Bir Gün ya da Daha Az!
"Allah inkârcılara sorar: ‘Yeryüzünde kaç yıl kaldınız?’ Onlar ise şöyle cevap verir: ‘Bir gün veya günün bir kısmı kadar kaldık…’" (Müminûn, 112-113)
Çocukken hayatın anlamını çözmeye
çalışırdım. Kendime tekrar tekrar sorardım: Hayat
nedir? Madem öleceğiz, o hâlde neden dünyaya geliyoruz? Ölümle ne oluyoruz?
Ölüler şimdi nerede, ne yapıyorlar?
Bu sorular, zihnimde durmaksızın
yankılanırdı. İnsanlar her gün bir yerlere koşuyor, bir şeyler biriktiriyor,
hırsla daha fazlasını istiyordu. Kazanmak, daha çok kazanmak, hiç doymamak…
Sonunda helal-haram ayırt etmeksizin sahip olduklarını arkalarında bırakıp
gidiyorlardı. Peki, bütün bunların anlamı neydi?
Beni en çok düşündüren şey, sıradan
insanların bu döngü içinde kaybolmaları değil, inançlı ve bilgili olması
gerekenlerin de aynı şekilde yaşamasıydı. Diğerleri
bilmiyor olabilir, diye düşünürdüm, ama
onların bu hakikatin farkında olmaları gerekmez miydi? Neden onlar da bu
dünyada sonsuza dek kalacaklarmış gibi hareket ediyorlardı?
Bu sorulara cevap ararken, büyüklerime
yönelttiğim her sorunun karşılığında aynı belirsiz, tatmin etmeyen cevaplarla
karşılaştım. Hiç kimse bu meseleler hakkında kesin bir şey söylemiyordu. Sanki
hayatın bu yönü hakkında konuşmak bir tabuydu ya da herkes kendi sessizliği
içinde kaybolmayı tercih ediyordu.
Ancak bir soru vardı ki, ona verilen
cevap neredeyse herkes için ortaktı. Şimdi
ne hissediyorsunuz? Hayat nasıl geçti? diye sorduğumda hep aynı cevabı
duyardım:
"Hiç…
An, sadece bu an. Sanki bugün dünyaya geldik."
Ve belki de hayatın özü tam olarak
burada yatıyordu. Zaman, insana uzun görünüyor; fakat geriye dönüp bakıldığında
herkes için yalnızca bir an gibi geçip gidiyor. Müminûn Suresi’nin hatırlattığı
gibi, dünya hayatı bir gün veya günün bir kısmı kadar kısa bir süreden ibaret.
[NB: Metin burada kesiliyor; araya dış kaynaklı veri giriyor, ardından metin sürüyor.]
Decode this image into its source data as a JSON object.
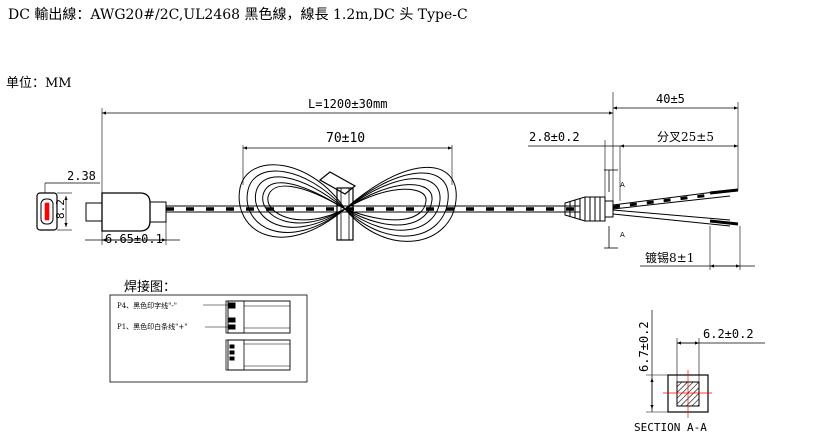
{
  "header": {
    "spec_line": "DC 輸出線：AWG20#/2C,UL2468 黑色線，線長 1.2m,DC 头 Type-C",
    "unit_label": "单位：MM"
  },
  "dimensions": {
    "total_length": "L=1200±30mm",
    "coil_length": "70±10",
    "strip_length": "40±5",
    "sleeve_length": "2.8±0.2",
    "split_length": "分叉25±5",
    "tin_length": "镀锡8±1",
    "plug_width": "2.38",
    "plug_height": "8.2",
    "plug_length": "6.65±0.1",
    "section_height": "6.7±0.2",
    "section_width": "6.2±0.2"
  },
  "section_markers": {
    "top": "A",
    "bottom": "A",
    "caption": "SECTION A-A"
  },
  "soldering": {
    "title": "焊接图：",
    "p4_label": "P4、黑色印字线\"-\"",
    "p1_label": "P1、黑色印白条线\"+\""
  },
  "colors": {
    "line": "#000000",
    "accent": "#ff0000",
    "background": "#ffffff"
  }
}
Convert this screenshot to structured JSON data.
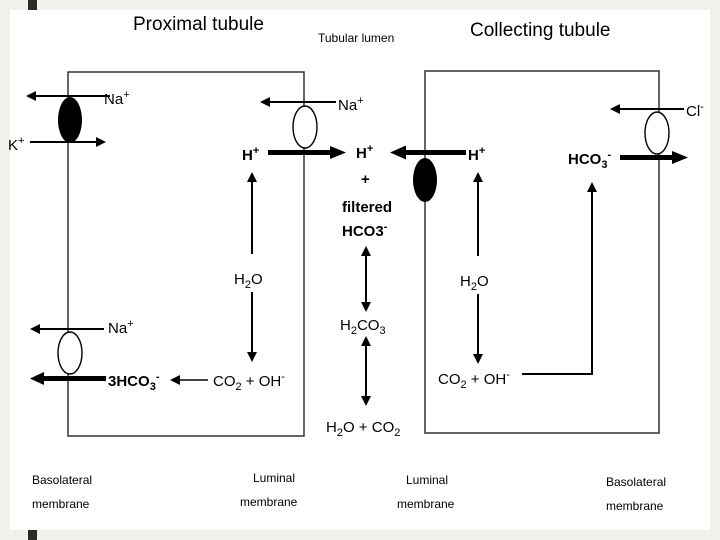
{
  "titles": {
    "proximal": "Proximal tubule",
    "lumen": "Tubular lumen",
    "collecting": "Collecting tubule"
  },
  "proximal": {
    "na_top": "Na",
    "k": "K",
    "na_apical": "Na",
    "h": "H",
    "h2o": "H",
    "h2o_sub": "2",
    "h2o_end": "O",
    "co2": "CO",
    "co2_sub": "2",
    "co2_end": " + OH",
    "na_bottom": "Na",
    "hco3": "3HCO",
    "hco3_sub": "3"
  },
  "lumen": {
    "h": "H",
    "plus": "+",
    "filtered": "filtered",
    "hco3": "HCO3",
    "h2co3_a": "H",
    "h2co3_sub1": "2",
    "h2co3_b": "CO",
    "h2co3_sub2": "3",
    "h2o_co2_a": "H",
    "h2o_co2_sub1": "2",
    "h2o_co2_b": "O + CO",
    "h2o_co2_sub2": "2"
  },
  "collecting": {
    "h": "H",
    "cl": "Cl",
    "hco3": "HCO",
    "hco3_sub": "3",
    "h2o": "H",
    "h2o_sub": "2",
    "h2o_end": "O",
    "co2": "CO",
    "co2_sub": "2",
    "co2_end": " + OH"
  },
  "membranes": {
    "baso_left_1": "Basolateral",
    "baso_left_2": "membrane",
    "lum_left_1": "Luminal",
    "lum_left_2": "membrane",
    "lum_right_1": "Luminal",
    "lum_right_2": "membrane",
    "baso_right_1": "Basolateral",
    "baso_right_2": "membrane"
  },
  "charges": {
    "plus": "+",
    "minus": "-"
  }
}
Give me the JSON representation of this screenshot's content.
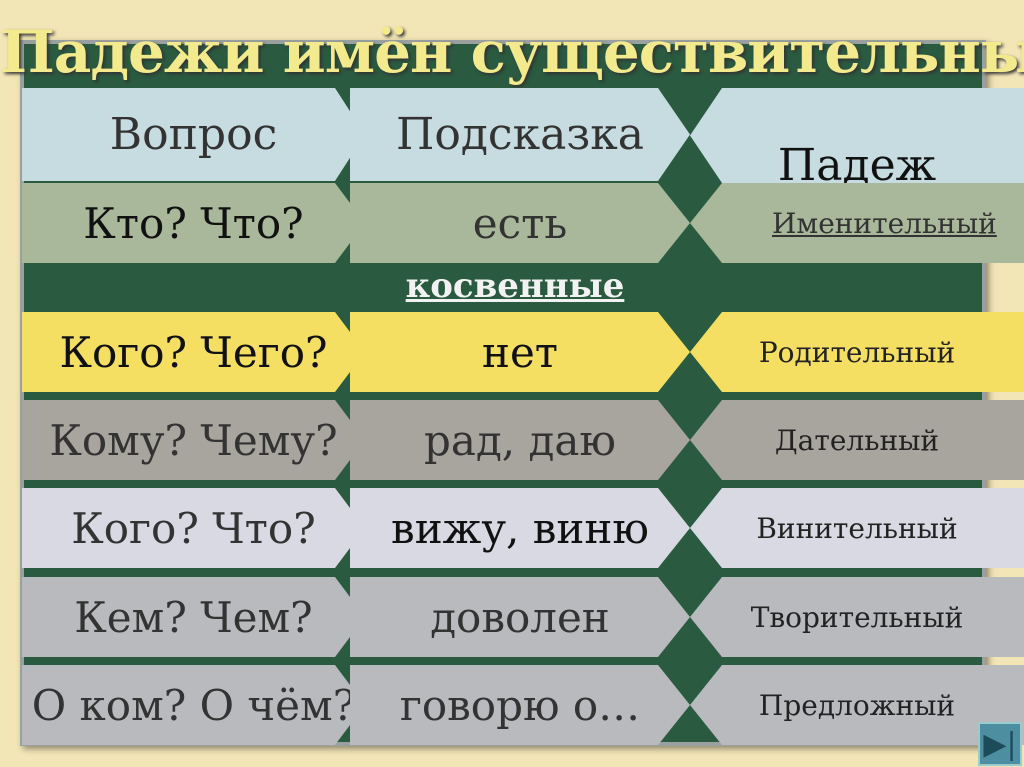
{
  "title": "Падежи имён существительных",
  "header": {
    "question": "Вопрос",
    "hint": "Подсказка",
    "case": "Падеж"
  },
  "indirect_label": "косвенные",
  "rows": [
    {
      "question": "Кто? Что?",
      "hint": "есть",
      "case": "Именительный",
      "color": "#a9b89a"
    },
    {
      "question": "Кого? Чего?",
      "hint": "нет",
      "case": "Родительный",
      "color": "#f4df62"
    },
    {
      "question": "Кому? Чему?",
      "hint": "рад, даю",
      "case": "Дательный",
      "color": "#a8a59e"
    },
    {
      "question": "Кого? Что?",
      "hint": "вижу, виню",
      "case": "Винительный",
      "color": "#d9d9e3"
    },
    {
      "question": "Кем? Чем?",
      "hint": "доволен",
      "case": "Творительный",
      "color": "#b9babd"
    },
    {
      "question": "О ком? О чём?",
      "hint": "говорю о…",
      "case": "Предложный",
      "color": "#b9babd"
    }
  ],
  "colors": {
    "header": "#c7dce1",
    "board": "#2a5b40",
    "title": "#f3e98d",
    "background": "#f2e5b6"
  },
  "nav": {
    "icon": "next-end-icon",
    "glyph": "▶|"
  }
}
Öyleyse insanın asıl araması gereken
şey neydi? Biriktirdiği mal, kazandığı prestij, harcadığı ömür mü? Yoksa tüm
bunların ötesinde, bu anın içinde gerçek bir anlam bulmak mı? Çünkü zaman her
şeyi alıp götürüyor. Ve sonunda — geriye kalan yalnızca bir an değil, o anı nasıl yaşadığımız oluyor.
Hayat geçtiğinde değil; geçerken nasıl
yaşandığında saklıdır asıl sorumluluk. Şimdi hangi anın içindesin — sadece var
mısın, yoksa farkında olarak mı yaşıyorsun?